Day by day Henry improved. His appetite returned and he took up business again, summoning his barons and knights to his chamber and dealing with them for as long as his energy lasted. There came a morning when Alienor arrived to find him absent and his attendants making up the bed and clearing the crumbs of a meal from the table by the embrasure.

‘My lord said he was going out for a ride,’ said Henry’s chamberlain, ‘and that if you asked for him, he would see you and the Empress at the dinner hour.’

She knew then that all was back to normal, and although she was relieved and delighted that Henry was back to full health, a part of her regretted the loss of the moments spent together in this chamber enjoying mutual pursuits, because once again he would be too busy throwing himself at the life he had so nearly lost to find the time for his wife.


52

Rouen, October 1154

In the cold October morning, Alienor sipped the ginger tisane Marchisa had made for her while her women dressed her in warm robes. It was the first morning in several months that she had not felt sick on rising. Her belly, still flat a week since, now showed a soft curve, and her new gown of bright brown wool was gathered at the front around a red braid belt to emphasise that area.

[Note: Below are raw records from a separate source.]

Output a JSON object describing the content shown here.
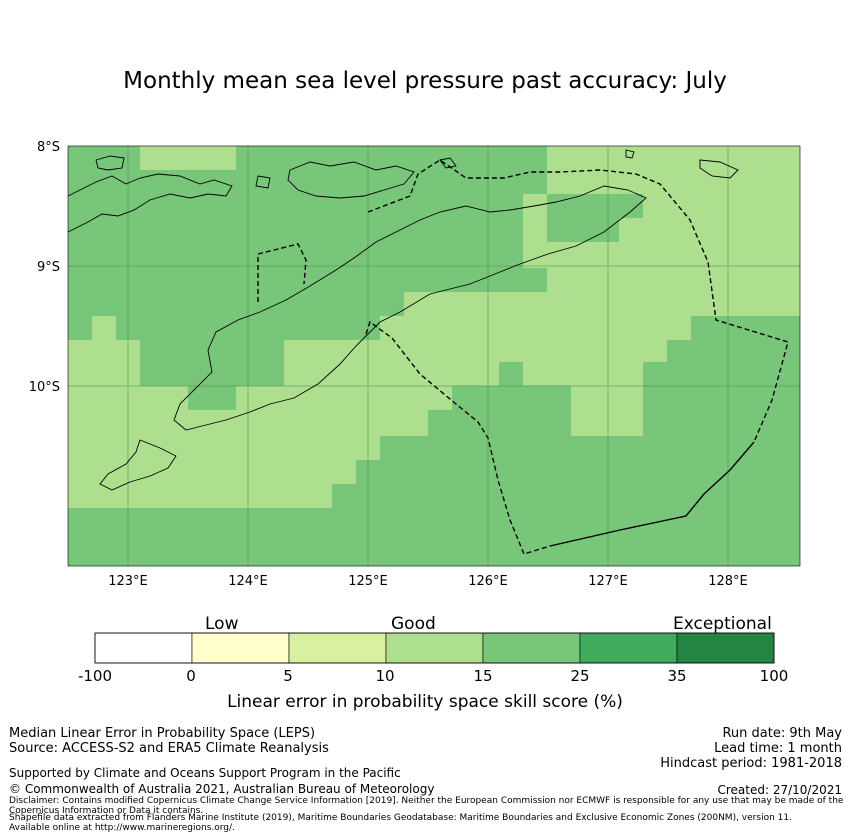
{
  "title": "Monthly mean sea level pressure past accuracy: July",
  "map": {
    "lat_labels": [
      "8°S",
      "9°S",
      "10°S"
    ],
    "lon_labels": [
      "123°E",
      "124°E",
      "125°E",
      "126°E",
      "127°E",
      "128°E"
    ],
    "colors": {
      "good_light": "#addf8e",
      "good_mid": "#78c679",
      "land_outline": "#000000",
      "gridline": "#4a8a4a"
    }
  },
  "colorbar": {
    "categories": [
      "Low",
      "Good",
      "Exceptional"
    ],
    "ticks": [
      "-100",
      "0",
      "5",
      "10",
      "15",
      "25",
      "35",
      "100"
    ],
    "colors": [
      "#ffffff",
      "#ffffcc",
      "#d9f0a3",
      "#addf8e",
      "#78c679",
      "#41ab5d",
      "#238443"
    ],
    "label": "Linear error in probability space skill score (%)"
  },
  "footer": {
    "left_line1": "Median Linear Error in Probability Space (LEPS)",
    "left_line2": "Source: ACCESS-S2 and ERA5 Climate Reanalysis",
    "support": "Supported by Climate and Oceans Support Program in the Pacific",
    "copyright": "© Commonwealth of Australia 2021, Australian Bureau of Meteorology",
    "run_date": "Run date: 9th May",
    "lead_time": "Lead time: 1 month",
    "hindcast": "Hindcast period: 1981-2018",
    "created": "Created: 27/10/2021",
    "disclaimer": "Disclaimer: Contains modified Copernicus Climate Change Service Information [2019]. Neither the European Commission nor ECMWF is responsible for any use that may be made of the Copernicus Information or Data it contains.",
    "shapefile": "Shapefile data extracted from Flanders Marine Institute (2019), Maritime Boundaries Geodatabase: Maritime Boundaries and Exclusive Economic Zones (200NM), version 11. Available online at http://www.marineregions.org/."
  }
}
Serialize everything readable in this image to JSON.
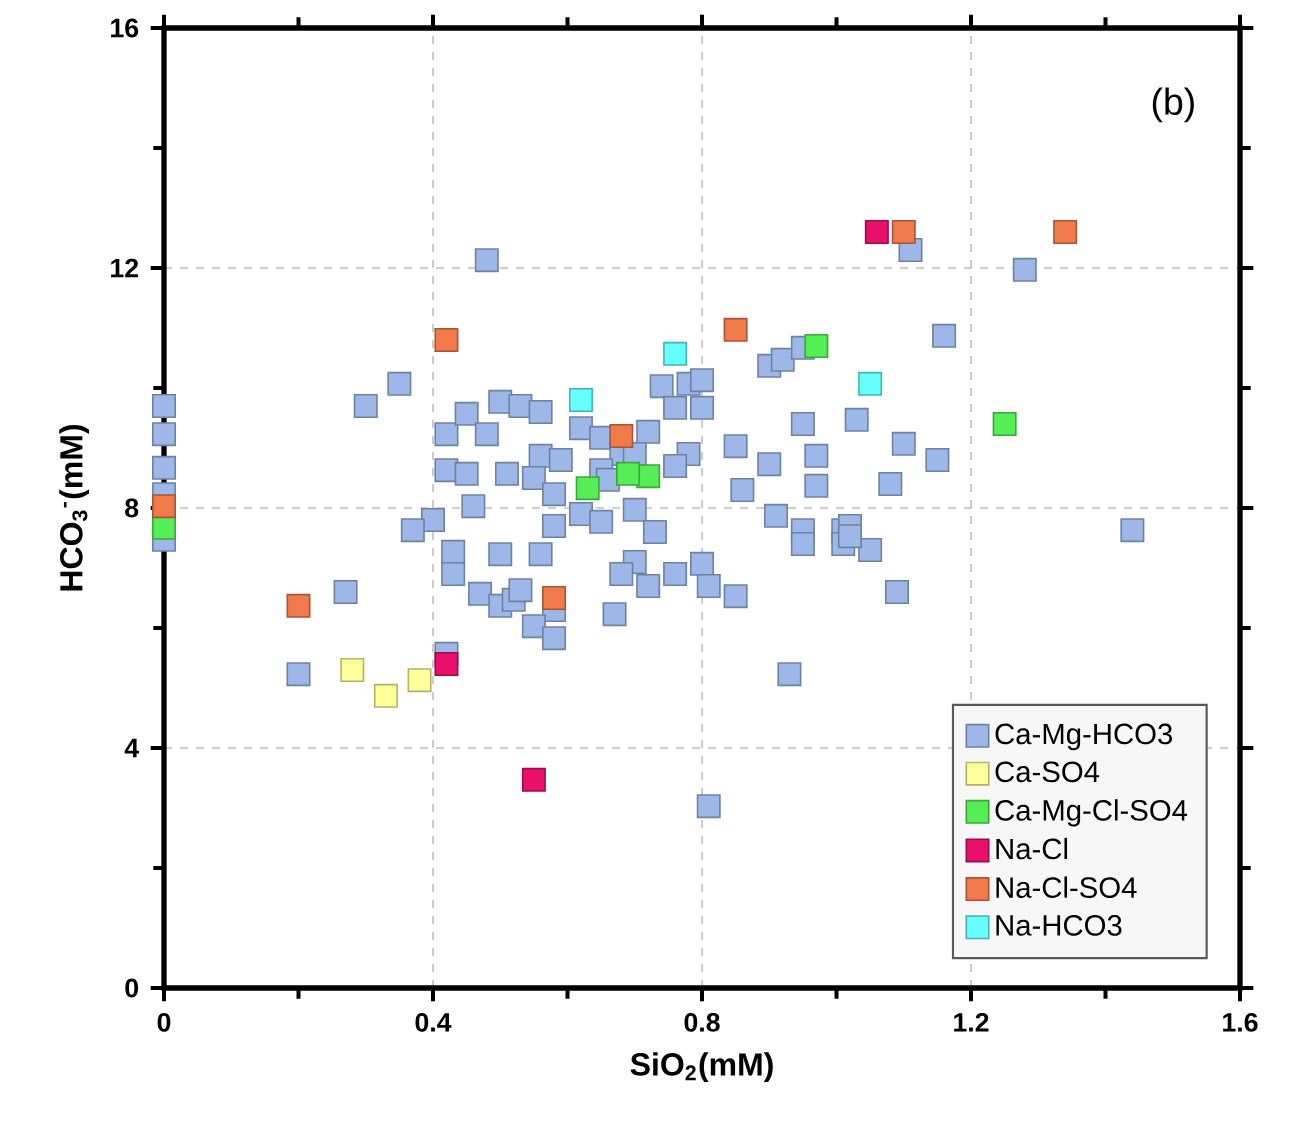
{
  "chart_data": {
    "type": "scatter",
    "xlabel": "SiO$_{2}$(mM)",
    "ylabel": "HCO$_{3}$$^{-}$(mM)",
    "annotations": [
      "(b)"
    ],
    "xlim": [
      0,
      1.6
    ],
    "ylim": [
      0,
      16
    ],
    "xticks": [
      0,
      0.4,
      0.8,
      1.2,
      1.6
    ],
    "yticks": [
      0,
      4,
      8,
      12,
      16
    ],
    "grid": true,
    "legend": "bottom right",
    "marker": "square",
    "series": [
      {
        "name": "Ca-Mg-HCO3",
        "color": "#9db8e8",
        "x": [
          0,
          0,
          0,
          0,
          0,
          0.48,
          0.3,
          0.35,
          0.42,
          0.45,
          0.48,
          0.5,
          0.42,
          0.45,
          0.51,
          0.46,
          0.4,
          0.37,
          0.43,
          0.43,
          0.5,
          0.47,
          0.5,
          0.27,
          0.2,
          0.42,
          0.74,
          0.78,
          0.8,
          0.76,
          0.8,
          0.9,
          0.92,
          0.95,
          0.53,
          0.56,
          0.62,
          0.65,
          0.72,
          0.68,
          0.7,
          0.78,
          0.76,
          0.56,
          0.59,
          0.55,
          0.58,
          0.65,
          0.66,
          0.7,
          0.62,
          0.65,
          0.58,
          0.73,
          0.85,
          0.95,
          1.03,
          0.9,
          0.97,
          0.86,
          0.97,
          0.91,
          0.95,
          0.95,
          1.01,
          1.01,
          1.05,
          0.56,
          0.7,
          0.8,
          0.68,
          0.76,
          0.72,
          0.81,
          0.85,
          0.52,
          0.53,
          0.58,
          0.55,
          0.58,
          0.67,
          0.93,
          1.11,
          1.28,
          1.16,
          1.1,
          1.15,
          1.08,
          1.02,
          1.02,
          1.44,
          1.09,
          0.81
        ],
        "values": [
          9.7,
          9.23,
          8.67,
          8.23,
          7.47,
          12.13,
          9.7,
          10.07,
          9.23,
          9.57,
          9.23,
          9.77,
          8.63,
          8.57,
          8.57,
          8.03,
          7.8,
          7.63,
          7.27,
          6.9,
          7.23,
          6.57,
          6.37,
          6.6,
          5.23,
          5.57,
          10.03,
          10.07,
          10.13,
          9.67,
          9.67,
          10.37,
          10.47,
          10.67,
          9.7,
          9.6,
          9.33,
          9.17,
          9.27,
          8.9,
          8.9,
          8.9,
          8.7,
          8.87,
          8.8,
          8.5,
          8.23,
          8.63,
          8.47,
          7.97,
          7.9,
          7.77,
          7.7,
          7.6,
          9.03,
          9.4,
          9.47,
          8.73,
          8.87,
          8.3,
          8.37,
          7.87,
          7.63,
          7.4,
          7.63,
          7.4,
          7.3,
          7.23,
          7.1,
          7.07,
          6.9,
          6.9,
          6.7,
          6.7,
          6.53,
          6.47,
          6.63,
          6.3,
          6.03,
          5.83,
          6.23,
          5.23,
          12.3,
          11.97,
          10.87,
          9.07,
          8.8,
          8.4,
          7.7,
          7.53,
          7.63,
          6.6,
          3.03
        ]
      },
      {
        "name": "Ca-SO4",
        "color": "#ffff99",
        "x": [
          0.28,
          0.33,
          0.38
        ],
        "values": [
          5.3,
          4.87,
          5.13
        ]
      },
      {
        "name": "Ca-Mg-Cl-SO4",
        "color": "#55ee55",
        "x": [
          0.97,
          1.25,
          0.63,
          0.72,
          0.69,
          0
        ],
        "values": [
          10.7,
          9.4,
          8.33,
          8.53,
          8.57,
          7.67
        ]
      },
      {
        "name": "Na-Cl",
        "color": "#e8106a",
        "x": [
          1.06,
          0.55,
          0.42
        ],
        "values": [
          12.6,
          3.47,
          5.4
        ]
      },
      {
        "name": "Na-Cl-SO4",
        "color": "#f07a4a",
        "x": [
          1.1,
          1.34,
          0.42,
          0.85,
          0.68,
          0.58,
          0.2,
          0
        ],
        "values": [
          12.6,
          12.6,
          10.8,
          10.97,
          9.2,
          6.5,
          6.37,
          8.03
        ]
      },
      {
        "name": "Na-HCO3",
        "color": "#66ffff",
        "x": [
          0.76,
          0.62,
          1.05
        ],
        "values": [
          10.57,
          9.8,
          10.07
        ]
      }
    ]
  }
}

Henry had come to bed late and risen early, his energy so abundant that it was impossible to believe six weeks ago he had almost died. Today he was setting out to deal with the matter of a rebellious vassal at Torigny, and although she would have liked to keep him by her for at least another week, she knew the limits of what was possible.

She sent Emma to fetch little William and his nurse, but the woman arrived minus her charge. ‘Madam, the Duke has taken him,’ she said. ‘He said something about the stables.’